Jasjeet Sekhon is Jasjeet Sekhon, and whatever flaws in his methodology are his own.
can someone test these speeds/performance/usability:
linux-os installed and benchmarked by a linux-os geek,
mswindows installed and benchmarked by a mswindows nerd,
osx (ppc/x86) installed and benched by an osx warrior.
all on equal hardware ofcourse, 1 meter above sealevel and roomtemperature should 21 degrees celcius.
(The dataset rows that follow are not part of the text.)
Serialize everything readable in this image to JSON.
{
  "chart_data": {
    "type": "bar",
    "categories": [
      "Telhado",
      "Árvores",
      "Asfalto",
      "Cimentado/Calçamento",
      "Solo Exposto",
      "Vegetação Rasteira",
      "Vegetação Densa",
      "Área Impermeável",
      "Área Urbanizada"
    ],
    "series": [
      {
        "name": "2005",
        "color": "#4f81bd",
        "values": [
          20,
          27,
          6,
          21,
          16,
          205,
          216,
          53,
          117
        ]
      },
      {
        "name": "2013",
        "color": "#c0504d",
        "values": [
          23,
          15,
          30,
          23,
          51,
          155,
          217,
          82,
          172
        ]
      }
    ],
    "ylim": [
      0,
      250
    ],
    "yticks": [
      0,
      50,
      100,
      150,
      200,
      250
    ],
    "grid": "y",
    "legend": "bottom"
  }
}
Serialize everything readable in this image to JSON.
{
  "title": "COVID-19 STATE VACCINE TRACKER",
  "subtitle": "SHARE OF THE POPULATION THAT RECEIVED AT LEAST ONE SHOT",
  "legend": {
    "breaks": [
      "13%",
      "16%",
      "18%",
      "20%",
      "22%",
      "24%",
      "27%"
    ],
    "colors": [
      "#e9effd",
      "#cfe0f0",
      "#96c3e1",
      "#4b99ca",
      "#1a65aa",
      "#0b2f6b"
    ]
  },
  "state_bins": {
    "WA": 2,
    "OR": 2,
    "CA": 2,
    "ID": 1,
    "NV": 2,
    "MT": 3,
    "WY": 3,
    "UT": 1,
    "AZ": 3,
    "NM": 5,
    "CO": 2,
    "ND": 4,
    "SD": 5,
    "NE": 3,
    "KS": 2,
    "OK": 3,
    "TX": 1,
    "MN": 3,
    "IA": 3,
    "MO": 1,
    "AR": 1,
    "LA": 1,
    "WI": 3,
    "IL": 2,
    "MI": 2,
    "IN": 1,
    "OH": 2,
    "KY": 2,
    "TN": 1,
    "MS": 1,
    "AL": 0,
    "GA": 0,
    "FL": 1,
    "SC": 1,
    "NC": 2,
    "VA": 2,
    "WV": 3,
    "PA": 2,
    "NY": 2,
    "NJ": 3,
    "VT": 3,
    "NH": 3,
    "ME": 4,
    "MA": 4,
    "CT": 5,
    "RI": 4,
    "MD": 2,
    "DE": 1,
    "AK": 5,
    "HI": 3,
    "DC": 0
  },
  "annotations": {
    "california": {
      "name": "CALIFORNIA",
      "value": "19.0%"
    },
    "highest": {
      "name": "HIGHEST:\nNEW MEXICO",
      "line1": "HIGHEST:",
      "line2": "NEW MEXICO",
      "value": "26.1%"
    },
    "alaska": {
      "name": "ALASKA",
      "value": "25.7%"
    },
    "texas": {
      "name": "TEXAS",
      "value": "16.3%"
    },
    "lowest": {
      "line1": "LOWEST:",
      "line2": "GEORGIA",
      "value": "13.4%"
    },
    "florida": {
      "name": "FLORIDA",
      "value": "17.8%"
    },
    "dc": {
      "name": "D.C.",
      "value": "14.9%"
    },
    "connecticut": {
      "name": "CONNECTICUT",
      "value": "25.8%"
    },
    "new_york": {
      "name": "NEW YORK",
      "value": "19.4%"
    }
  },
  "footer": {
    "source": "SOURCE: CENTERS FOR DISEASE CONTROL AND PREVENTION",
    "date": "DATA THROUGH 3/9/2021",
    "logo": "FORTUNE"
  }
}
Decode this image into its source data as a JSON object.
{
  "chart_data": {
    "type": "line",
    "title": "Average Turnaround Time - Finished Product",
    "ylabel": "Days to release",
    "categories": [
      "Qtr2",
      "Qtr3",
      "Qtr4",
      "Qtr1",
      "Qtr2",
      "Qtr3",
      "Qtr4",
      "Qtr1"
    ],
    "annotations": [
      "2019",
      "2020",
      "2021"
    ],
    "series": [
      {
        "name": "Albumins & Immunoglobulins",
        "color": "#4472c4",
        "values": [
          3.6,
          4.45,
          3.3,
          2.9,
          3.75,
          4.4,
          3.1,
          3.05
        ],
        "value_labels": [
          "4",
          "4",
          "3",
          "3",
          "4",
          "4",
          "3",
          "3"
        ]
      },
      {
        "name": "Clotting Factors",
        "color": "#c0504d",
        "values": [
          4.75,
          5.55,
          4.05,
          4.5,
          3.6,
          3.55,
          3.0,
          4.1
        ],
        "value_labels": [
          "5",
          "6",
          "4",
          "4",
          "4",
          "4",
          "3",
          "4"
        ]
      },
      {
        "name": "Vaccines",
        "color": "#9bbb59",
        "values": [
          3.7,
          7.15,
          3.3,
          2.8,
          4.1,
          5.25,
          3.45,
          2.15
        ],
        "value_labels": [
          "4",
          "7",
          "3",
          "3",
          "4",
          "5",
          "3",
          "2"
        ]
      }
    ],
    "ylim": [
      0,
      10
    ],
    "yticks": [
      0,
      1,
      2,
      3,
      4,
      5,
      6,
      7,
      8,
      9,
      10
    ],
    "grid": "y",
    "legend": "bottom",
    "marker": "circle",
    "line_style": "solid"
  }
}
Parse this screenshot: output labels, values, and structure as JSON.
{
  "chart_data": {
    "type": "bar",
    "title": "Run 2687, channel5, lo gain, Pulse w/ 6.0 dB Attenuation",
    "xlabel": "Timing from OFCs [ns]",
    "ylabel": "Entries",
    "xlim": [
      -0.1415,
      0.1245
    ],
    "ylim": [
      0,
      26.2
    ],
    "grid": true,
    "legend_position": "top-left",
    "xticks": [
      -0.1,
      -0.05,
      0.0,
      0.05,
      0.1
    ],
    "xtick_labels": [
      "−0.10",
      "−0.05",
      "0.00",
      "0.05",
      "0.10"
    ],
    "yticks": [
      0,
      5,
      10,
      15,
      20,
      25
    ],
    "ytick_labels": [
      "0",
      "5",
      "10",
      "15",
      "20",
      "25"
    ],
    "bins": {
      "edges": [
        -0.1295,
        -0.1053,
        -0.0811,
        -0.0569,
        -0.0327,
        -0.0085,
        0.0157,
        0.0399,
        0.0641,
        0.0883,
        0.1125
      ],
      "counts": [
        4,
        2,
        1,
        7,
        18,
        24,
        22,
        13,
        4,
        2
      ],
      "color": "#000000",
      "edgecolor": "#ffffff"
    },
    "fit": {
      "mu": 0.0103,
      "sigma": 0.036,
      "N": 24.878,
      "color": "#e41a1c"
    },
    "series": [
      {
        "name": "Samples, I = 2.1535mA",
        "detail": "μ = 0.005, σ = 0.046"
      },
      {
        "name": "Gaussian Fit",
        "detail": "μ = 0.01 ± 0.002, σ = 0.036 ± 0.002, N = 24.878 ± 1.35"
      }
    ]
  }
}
(try a cray installed and benched by a cray professor too!)
well iam just curious…
What a brilliant article! We should have more of these! Instead of “Why I will never buy a Mac/Why I will buy a Mac again” nonsense. The joy of reading it was immense, it was like a bright light illuminating a dark path of zealotry and nonsense that’s everywhere these days.
I don’t have a machine running Linux handy, but I do have a FreeBSD 5.4 machine, and Sekhon seems to hold BSD in high esteem.
Shouldn’t the title be:”BSD vs OSX?
While its a nice explaination of why OSX is slower… OSX IS STILL SLOWER.
A G5 is based on the IBM P5 processor. My G5 dually
blow away the benchmarks. Apple lied, the g5 is more effecient than the duo. Apple is just switching because they want to build cheap boxes. the g5 processor is not cheap. If you ask me Apple should of designed the nest generation mac around the Cell processor. If you don’t know what it is look it up. The Cell processor is going to be hot. My next Linux desktop will be based on that.
For now my dual linux / osx G5 w/8GB RAM will serve me fine.
1) The G5 is based on the Power4 processor, not the Power5.
2) It depends substantially on the benchmark. The Core Duo beats the G5 on integer tasks, and unoptimized floating-point code. The G5 wins in vector computations and highly optimized floating-point code. The former types of code are much more common than the latter.
3) Yeah, great, then we’d have a Mac with the integer performance of a 1.5 GHz Netburst Celeron…
4) The G5 is actually quite cheap, with a die size of about 65mm^2 in the single-core incarnation. The Core Duo is more expensive, being about 100mm^2, and being built on a more cutting-edge 65nm process.